Le docteur Fatalis dans le Marvel Heroes

Le « Prométhée » de Kieron Gillen n’est rien moins que le Docteur Fatalis, comme celà surnommé à cause de la désir qui est sienne de percer à jour la nature divine des Asgardiens, en se réduisant sur eux à des expériences peu ragoûtantes. Mais celles-ci le transforment plus en pâle écho des tortionnaires nazis qu’en un concurrent sérieux du Docteur Frankenstein, et, sur l’aspect scénaristique, Gillen n’a fait que jouer sur l’analogie aisé entre les monstres qu’il crée et les zombies, si à la tendance actuellement, qu’il s’agisse de dans les savoir faire design populaires, au septième art ou dans les colléctions originales.

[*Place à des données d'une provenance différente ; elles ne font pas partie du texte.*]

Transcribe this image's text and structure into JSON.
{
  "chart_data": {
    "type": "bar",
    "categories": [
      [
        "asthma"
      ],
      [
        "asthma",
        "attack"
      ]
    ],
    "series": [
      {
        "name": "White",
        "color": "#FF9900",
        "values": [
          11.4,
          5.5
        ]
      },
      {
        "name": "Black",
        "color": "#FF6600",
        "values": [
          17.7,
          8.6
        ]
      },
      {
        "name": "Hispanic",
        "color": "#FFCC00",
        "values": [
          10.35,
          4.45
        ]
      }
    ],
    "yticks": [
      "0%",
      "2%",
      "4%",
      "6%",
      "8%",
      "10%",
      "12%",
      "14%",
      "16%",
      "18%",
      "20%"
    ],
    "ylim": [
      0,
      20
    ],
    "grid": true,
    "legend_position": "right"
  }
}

Côté graphisme, Billy Tan se dévoile à l’emplacement, comme on le voit avec les 2 planches ci-contre, extraites de la scène liminaire. Le découpage est simple, chaque case séparée par un liséré noir, à l’unisson de l’atmosphère foncé dans lesquels est plongée la scène. Les changements d’opinion se trouvent être classiques, cependant efficaces, comme par exemple en bas de la 1ère page : la bande s’ouvre sur un plan poitrine de Kelda et s’achève sur un énormes plan de Fatalis, avec, pour passer de l’un à l’autre, un plan d’ensemble intermédiaire réunissant les 2 antagonistes.

Miss Marvel ou Captain Marvel

Miss Marvel apparaît au premier plan, à droite, pour apporter de la profondeur de champ. L’Homme-absorbant attaqué par la Vision et Sentry, pour lesquels l’action est focalisée, s’étale sur le second plan. Enfin, l’arrière-plan est figuré par les ruines du bâtiment abritant le projet Pegasus, et des corolles de fumée que le coloriste, John Rauch, a pris soin de séparer l’une de l’autre.

D’autant plus qu’il est assisté par Paul Mounts pour ce qui est des tonalités, et non plus par Christina Strain, qui faisait quant à elle entreprise avec Billy Tan. Ce coloriste travaille certes les tonalités toujours un peu de cette manière, avec des avantages de dégradés sur les volumes trop lissés, trop propres, cependant cela s’accorde ici plutôt bien avec la ligne précise suivie par Elson.